La mission du télescope spatial Nancy Grace Roman de la Nasa repose sur un double pari : d’un côté, une ambition scientifique inédite visant à multiplier par 15 le nombre d’exoplanètes connues ; de l’autre, une démonstration technologique cruciale qui ouvrira la voie au prochain grand observatoire dédié à la recherche de vie ailleurs et à la photographie, pour la toute première fois, de planètes semblables à la nôtre.

Décryptage d’une mission aux multiples facettes, avec Bertrand Mennesson, directeur scientifique adjoint de la mission Roman au Jet Propulsion Laboratory de la Nasa.

Un bond spectaculaire dans le recensement des exoplanètes

D’un point de vue scientifique, Roman utilisera trois méthodes complémentaires : la microlentille gravitationnelle, les transits et l’imagerie directe. Cette recherche à grande échelle devrait permettre de découvrir environ 100 000 nouvelles exoplanètes, un bond spectaculaire par rapport aux quelque 8 284 actuellement répertoriées.

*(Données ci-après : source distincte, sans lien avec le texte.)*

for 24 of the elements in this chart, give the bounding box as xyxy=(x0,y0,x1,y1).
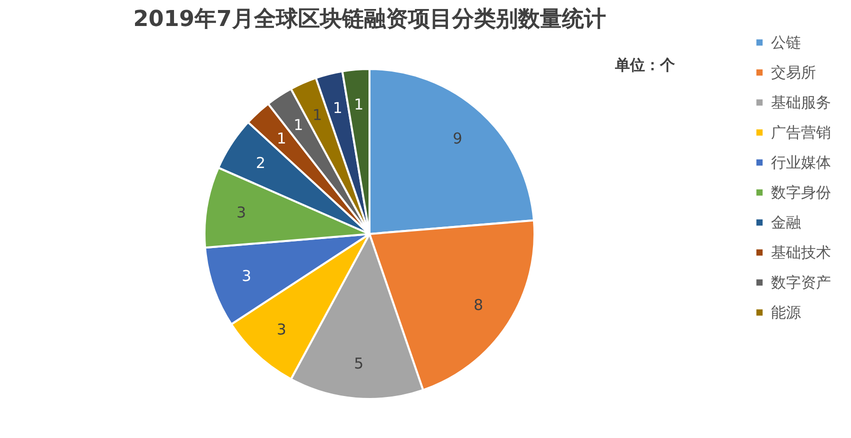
data-label: 3 xyxy=(276,320,286,339)
data-label: 3 xyxy=(236,204,246,222)
legend-label: 金融 xyxy=(771,214,801,232)
legend-label: 数字资产 xyxy=(771,274,831,292)
data-label: 8 xyxy=(474,296,484,314)
text: 单位：个 xyxy=(614,56,676,74)
legend-label: 能源 xyxy=(771,304,801,322)
data-label: 9 xyxy=(452,129,462,148)
legend-label: 行业媒体 xyxy=(771,154,831,172)
data-label: 1 xyxy=(276,129,286,148)
data-label: 1 xyxy=(312,106,322,124)
legend-label: 数字身份 xyxy=(771,184,831,202)
legend-label: 公链 xyxy=(771,34,801,52)
data-label: 1 xyxy=(332,98,342,117)
data-label: 1 xyxy=(354,95,364,114)
chart-title: 2019年7月全球区块链融资项目分类别数量统计 xyxy=(133,6,606,32)
data-label: 5 xyxy=(354,354,364,373)
data-label: 2 xyxy=(256,154,266,172)
data-label: 1 xyxy=(294,116,304,134)
legend-label: 基础技术 xyxy=(771,244,831,262)
legend-label: 基础服务 xyxy=(771,94,831,112)
legend-label: 交易所 xyxy=(771,64,816,82)
data-label: 3 xyxy=(242,267,252,286)
legend-label: 广告营销 xyxy=(771,124,831,142)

La microlentille gravitationnelle : traquer les mondes les plus discrets

Roman surveillera des centaines de millions d’étoiles à la recherche de variations de luminosité signalant un phénomène de microlentille gravitationnelle. Ce phénomène se produit lorsque deux étoiles sont très proches de notre point d’observation, déformant la lumière de l’étoile la plus éloignée. Les planètes orbitant autour de l’étoile au premier plan peuvent également influencer cette lumière, permettant aux astronomes de détecter des mondes aussi légers que Mars, situés dans la zone habitable de leur étoile ou au-delà.

Les transits : la moisson statistique

Les scientifiques analyseront également les données pour détecter les légères baisses de luminosité causées par le passage d’une planète devant son étoile. Cette méthode est efficace pour repérer les grandes planètes orbitant très près de leur étoile. Roman devrait ainsi découvrir environ 100 000 de ces mondes, augmentant considérablement le catalogue des planètes connues.

Le coronographe : une démonstration technologique tournée vers l’avenir

Au-delà de son volet scientifique, la mission Roman a une dimension stratégique majeure : celle d’une démonstration technologique destinée à préparer l’Observatoire des mondes habitables (HWO), le futur télescope spatial de la Nasa conçu pour photographier des planètes semblables à la Terre.

Un tremplin technologique vers l’Observatoire des mondes habitables

Roman testera de nouvelles technologies d’imagerie directe, permettant de photographier des exoplanètes et des disques de poussière autour d’étoiles proches. Grâce à son coronographe, l’instrument observera ces mondes en lumière visible, ce qui permettra de détecter des planètes plus petites et plus anciennes que celles révélées jusqu’ici.

L’inattendu : la vraie promesse de Roman

Au-delà des catégories de planètes déjà envisagées, Roman pourrait révéler des exoplanètes défiant notre compréhension actuelle de la formation planétaire. Bertrand Mennesson évoque l’importance de ces découvertes inattendues, soulignant que l’histoire récente de la découverte des exoplanètes a souvent informé nos théories.

En somme, la mission Roman pourrait bien nous surprendre, révélant des mondes que nous n’avons même pas encore imaginés.